Characterization of mouse flavin-containing monooxygenase transcript levels in lung and liver, and activity of expressed isoforms.

The significance of active versus inactive flavin-containing monooxygenase 2 (FMO2) for human drug and xenobiotic metabolism and sensitivity is unknown, but the underlying ethnic polymorphism is well documented. We used quantitative real-time PCR to measure message levels of Fmo1, Fmo2, Fmo3 and Fmo5 in lung and liver from eight strains of 8 week old female mice to determine if a strain could be identified that predominately expressed Fmo2 in lung, recapitulating the human FMO expression profile and being the ideal strain for Fmo2 knockout studies. We also characterized enzyme activity of baculovirus expressed mouse Fmo1, Fmo2 and Fmo3 to identify a substrate or incubation conditions capable of discriminating Fmo2 from Fmo mixtures. Fmo transcript expression patterns were similar for all strains. In lung, 59% of total FMO message was Fmo2, but Fmo1 levels were also high, averaging 34%, whereas Fmo3 and Fmo5 levels were 2 and 5%, respectively. In liver, Fmo1, Fmo2, Fmo3 and Fmo5 contributed 16, 1, 7 and 76% respectively, of detected message. Peak activity varied by isoform and was pH- and substrate-dependent.
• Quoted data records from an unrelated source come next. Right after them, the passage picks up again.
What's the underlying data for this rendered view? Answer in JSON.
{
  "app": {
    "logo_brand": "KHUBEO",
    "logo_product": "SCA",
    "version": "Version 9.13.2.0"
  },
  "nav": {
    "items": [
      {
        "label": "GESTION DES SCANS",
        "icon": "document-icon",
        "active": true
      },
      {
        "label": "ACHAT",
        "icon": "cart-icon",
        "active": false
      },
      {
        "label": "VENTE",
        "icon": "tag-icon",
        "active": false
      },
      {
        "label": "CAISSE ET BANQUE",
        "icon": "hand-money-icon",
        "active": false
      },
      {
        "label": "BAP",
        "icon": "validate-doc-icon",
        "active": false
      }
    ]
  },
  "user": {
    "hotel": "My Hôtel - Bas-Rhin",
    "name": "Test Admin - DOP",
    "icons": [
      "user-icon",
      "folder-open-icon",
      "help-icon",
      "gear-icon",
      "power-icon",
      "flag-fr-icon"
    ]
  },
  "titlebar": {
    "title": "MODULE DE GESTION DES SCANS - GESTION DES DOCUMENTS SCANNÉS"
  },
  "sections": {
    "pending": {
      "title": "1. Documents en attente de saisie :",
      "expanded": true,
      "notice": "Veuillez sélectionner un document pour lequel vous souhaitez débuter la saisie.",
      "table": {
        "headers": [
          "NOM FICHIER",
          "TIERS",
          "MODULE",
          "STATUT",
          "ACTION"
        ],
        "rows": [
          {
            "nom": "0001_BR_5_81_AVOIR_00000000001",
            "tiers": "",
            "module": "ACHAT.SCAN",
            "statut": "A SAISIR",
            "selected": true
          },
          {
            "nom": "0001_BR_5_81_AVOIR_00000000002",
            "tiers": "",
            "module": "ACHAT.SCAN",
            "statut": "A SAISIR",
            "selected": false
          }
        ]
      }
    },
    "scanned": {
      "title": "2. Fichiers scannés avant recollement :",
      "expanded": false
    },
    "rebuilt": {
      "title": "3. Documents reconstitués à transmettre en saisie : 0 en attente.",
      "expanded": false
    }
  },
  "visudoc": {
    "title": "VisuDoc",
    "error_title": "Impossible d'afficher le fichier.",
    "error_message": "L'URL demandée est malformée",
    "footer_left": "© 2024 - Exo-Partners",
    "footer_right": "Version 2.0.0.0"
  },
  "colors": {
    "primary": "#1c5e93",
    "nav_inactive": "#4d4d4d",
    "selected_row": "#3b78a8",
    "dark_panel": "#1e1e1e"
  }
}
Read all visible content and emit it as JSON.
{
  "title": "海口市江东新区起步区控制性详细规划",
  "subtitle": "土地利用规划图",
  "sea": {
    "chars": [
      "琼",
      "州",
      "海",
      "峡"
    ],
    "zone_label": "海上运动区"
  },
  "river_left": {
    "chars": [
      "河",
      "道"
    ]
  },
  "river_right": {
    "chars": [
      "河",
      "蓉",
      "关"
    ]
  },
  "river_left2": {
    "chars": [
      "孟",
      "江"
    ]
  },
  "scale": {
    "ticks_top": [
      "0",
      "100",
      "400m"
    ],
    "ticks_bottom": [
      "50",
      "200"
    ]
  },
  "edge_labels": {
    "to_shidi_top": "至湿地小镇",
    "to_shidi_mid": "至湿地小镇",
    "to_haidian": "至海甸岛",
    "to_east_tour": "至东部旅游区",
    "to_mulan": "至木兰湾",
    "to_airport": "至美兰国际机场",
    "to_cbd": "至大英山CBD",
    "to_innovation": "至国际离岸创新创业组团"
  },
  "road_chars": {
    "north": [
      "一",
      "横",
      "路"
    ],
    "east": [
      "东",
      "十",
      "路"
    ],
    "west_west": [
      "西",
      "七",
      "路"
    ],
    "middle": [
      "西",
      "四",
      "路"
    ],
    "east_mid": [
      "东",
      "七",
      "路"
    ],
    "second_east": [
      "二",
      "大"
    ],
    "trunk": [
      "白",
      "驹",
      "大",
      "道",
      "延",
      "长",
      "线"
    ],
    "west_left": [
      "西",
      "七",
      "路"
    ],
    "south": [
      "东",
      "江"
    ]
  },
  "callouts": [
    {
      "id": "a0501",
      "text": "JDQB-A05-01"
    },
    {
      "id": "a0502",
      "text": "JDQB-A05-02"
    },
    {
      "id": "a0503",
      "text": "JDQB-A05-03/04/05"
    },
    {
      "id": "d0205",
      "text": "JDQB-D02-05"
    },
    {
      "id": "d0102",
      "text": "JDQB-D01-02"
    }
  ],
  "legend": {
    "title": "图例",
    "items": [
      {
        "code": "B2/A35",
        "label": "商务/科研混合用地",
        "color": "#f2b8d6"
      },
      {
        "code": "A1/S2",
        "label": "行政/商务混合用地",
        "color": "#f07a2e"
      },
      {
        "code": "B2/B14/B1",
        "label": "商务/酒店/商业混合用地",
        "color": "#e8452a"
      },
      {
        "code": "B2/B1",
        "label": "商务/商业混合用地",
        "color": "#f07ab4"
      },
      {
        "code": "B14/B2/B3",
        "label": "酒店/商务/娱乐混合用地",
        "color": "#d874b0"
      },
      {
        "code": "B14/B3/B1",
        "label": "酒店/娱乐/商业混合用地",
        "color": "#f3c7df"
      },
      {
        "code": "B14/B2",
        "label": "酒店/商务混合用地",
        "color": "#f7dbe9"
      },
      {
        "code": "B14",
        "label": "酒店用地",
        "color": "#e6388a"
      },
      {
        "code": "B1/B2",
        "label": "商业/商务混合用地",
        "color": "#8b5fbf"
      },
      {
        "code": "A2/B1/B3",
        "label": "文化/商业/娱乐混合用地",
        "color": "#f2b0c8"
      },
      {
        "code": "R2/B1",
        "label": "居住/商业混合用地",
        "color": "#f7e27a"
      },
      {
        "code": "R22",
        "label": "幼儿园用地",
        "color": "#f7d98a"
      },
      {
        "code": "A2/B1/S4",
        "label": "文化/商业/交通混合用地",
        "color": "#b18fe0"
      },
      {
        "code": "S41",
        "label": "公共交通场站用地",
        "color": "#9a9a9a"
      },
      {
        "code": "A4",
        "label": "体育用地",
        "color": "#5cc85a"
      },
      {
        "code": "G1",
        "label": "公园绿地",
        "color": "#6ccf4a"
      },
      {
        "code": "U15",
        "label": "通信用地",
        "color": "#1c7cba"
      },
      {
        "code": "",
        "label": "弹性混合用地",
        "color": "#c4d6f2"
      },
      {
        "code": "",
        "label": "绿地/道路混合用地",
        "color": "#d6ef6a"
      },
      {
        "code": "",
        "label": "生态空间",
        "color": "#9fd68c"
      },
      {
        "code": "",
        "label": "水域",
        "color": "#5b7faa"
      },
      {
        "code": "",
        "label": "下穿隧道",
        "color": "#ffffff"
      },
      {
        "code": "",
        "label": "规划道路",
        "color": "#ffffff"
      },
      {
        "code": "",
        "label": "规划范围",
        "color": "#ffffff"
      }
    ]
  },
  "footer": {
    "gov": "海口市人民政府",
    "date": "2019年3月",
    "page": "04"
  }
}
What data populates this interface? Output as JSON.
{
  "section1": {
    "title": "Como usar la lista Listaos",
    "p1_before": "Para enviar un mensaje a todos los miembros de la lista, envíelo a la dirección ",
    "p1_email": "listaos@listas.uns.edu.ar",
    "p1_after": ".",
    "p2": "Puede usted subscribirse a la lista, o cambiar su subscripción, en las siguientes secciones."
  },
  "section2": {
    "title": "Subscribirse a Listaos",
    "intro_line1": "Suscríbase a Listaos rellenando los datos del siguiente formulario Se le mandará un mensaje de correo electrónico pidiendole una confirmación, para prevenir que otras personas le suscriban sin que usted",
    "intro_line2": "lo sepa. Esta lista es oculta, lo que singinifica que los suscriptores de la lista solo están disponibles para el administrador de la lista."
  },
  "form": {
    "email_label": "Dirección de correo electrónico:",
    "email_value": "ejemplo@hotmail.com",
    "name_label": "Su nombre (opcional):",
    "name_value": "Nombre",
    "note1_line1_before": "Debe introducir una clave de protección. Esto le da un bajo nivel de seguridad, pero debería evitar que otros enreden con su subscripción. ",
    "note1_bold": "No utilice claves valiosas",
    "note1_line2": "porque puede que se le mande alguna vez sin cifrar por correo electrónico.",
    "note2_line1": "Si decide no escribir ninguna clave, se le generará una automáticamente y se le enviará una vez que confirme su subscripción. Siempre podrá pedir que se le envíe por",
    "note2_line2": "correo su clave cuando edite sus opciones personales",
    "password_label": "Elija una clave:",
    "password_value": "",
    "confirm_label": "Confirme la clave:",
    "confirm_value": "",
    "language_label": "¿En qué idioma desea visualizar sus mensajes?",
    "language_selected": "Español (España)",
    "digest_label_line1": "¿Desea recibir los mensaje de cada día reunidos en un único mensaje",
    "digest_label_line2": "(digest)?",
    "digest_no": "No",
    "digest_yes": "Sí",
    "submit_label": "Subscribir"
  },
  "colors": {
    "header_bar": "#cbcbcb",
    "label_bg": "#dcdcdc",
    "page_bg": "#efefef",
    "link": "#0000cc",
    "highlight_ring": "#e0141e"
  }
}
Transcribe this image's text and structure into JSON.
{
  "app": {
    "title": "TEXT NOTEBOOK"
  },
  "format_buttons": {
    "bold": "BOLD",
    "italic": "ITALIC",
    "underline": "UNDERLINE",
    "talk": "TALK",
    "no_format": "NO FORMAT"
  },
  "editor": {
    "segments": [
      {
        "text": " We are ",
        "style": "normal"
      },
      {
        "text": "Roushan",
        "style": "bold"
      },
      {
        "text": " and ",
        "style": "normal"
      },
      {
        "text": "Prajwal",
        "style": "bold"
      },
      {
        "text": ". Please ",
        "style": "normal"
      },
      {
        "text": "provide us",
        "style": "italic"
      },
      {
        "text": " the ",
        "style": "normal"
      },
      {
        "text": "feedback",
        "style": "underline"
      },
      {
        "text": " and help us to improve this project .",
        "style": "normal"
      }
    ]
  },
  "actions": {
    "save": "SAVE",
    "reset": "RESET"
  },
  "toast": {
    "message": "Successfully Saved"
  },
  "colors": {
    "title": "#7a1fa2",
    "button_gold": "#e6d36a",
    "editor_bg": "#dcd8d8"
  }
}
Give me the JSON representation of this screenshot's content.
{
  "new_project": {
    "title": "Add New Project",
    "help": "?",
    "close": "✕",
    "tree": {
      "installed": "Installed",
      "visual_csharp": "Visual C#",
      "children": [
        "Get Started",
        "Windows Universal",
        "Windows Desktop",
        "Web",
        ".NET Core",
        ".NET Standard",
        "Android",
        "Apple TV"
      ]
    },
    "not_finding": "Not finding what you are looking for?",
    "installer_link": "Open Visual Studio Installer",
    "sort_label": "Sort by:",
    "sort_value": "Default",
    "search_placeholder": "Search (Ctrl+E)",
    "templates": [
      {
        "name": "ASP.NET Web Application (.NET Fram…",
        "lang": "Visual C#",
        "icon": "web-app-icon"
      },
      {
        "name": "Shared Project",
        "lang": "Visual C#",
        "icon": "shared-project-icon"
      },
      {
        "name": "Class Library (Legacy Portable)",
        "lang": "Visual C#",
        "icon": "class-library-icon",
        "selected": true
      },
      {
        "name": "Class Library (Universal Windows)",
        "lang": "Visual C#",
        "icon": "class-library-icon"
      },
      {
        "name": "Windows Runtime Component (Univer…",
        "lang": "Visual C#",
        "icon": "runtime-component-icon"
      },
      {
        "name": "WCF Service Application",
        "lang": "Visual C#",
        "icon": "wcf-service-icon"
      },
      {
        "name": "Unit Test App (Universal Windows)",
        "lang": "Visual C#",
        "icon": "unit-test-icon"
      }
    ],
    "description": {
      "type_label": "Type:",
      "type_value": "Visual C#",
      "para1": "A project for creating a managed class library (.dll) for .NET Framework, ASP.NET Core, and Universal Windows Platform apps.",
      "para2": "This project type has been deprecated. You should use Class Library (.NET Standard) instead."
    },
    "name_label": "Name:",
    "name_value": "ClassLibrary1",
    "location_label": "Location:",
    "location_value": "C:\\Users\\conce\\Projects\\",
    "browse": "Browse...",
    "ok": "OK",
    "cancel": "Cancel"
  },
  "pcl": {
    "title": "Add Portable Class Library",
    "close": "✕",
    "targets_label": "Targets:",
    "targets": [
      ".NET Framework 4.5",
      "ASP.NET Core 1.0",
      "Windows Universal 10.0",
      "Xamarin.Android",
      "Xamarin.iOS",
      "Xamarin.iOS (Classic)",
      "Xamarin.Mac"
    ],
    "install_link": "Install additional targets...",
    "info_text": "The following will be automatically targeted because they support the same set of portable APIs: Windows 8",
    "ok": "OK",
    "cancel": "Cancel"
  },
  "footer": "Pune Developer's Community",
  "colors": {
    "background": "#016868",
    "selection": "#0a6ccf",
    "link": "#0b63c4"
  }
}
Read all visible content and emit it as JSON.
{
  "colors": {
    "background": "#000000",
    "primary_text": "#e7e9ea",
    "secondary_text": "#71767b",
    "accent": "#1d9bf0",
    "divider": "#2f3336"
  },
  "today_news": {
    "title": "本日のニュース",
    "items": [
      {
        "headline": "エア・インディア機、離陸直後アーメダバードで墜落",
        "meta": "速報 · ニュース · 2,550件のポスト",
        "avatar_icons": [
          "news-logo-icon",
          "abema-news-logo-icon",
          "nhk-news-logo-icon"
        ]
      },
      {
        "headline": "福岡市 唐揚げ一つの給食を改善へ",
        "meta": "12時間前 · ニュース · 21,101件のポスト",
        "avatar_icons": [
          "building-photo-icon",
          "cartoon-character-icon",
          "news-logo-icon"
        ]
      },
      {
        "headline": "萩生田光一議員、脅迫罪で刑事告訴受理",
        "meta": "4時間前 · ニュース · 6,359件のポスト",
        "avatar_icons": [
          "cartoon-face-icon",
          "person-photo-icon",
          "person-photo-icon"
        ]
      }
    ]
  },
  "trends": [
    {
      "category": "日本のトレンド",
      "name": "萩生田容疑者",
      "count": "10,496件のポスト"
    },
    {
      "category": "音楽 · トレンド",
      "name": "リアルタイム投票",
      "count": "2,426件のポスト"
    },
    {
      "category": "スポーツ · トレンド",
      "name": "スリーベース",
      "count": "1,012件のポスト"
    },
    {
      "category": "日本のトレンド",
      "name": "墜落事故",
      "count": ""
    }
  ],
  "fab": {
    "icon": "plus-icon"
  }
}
Fmo3 oxidation of methyl p-tolyl sulfide was negligible at pH 9.5, but Fmo3 oxidation of methimazole was comparable to Fmo1 and Fmo2. Heating microsomes at 50 degrees C for 10min eliminated most Fmo1 and Fmo3 activity, while 94% of Fmo2 activity remained. Measurement of activity in heated and unheated lung and liver microsomes verified relative transcript abundance. Our results show that dual Fmo1/2 knockouts will be required to model the human lung FMO profile.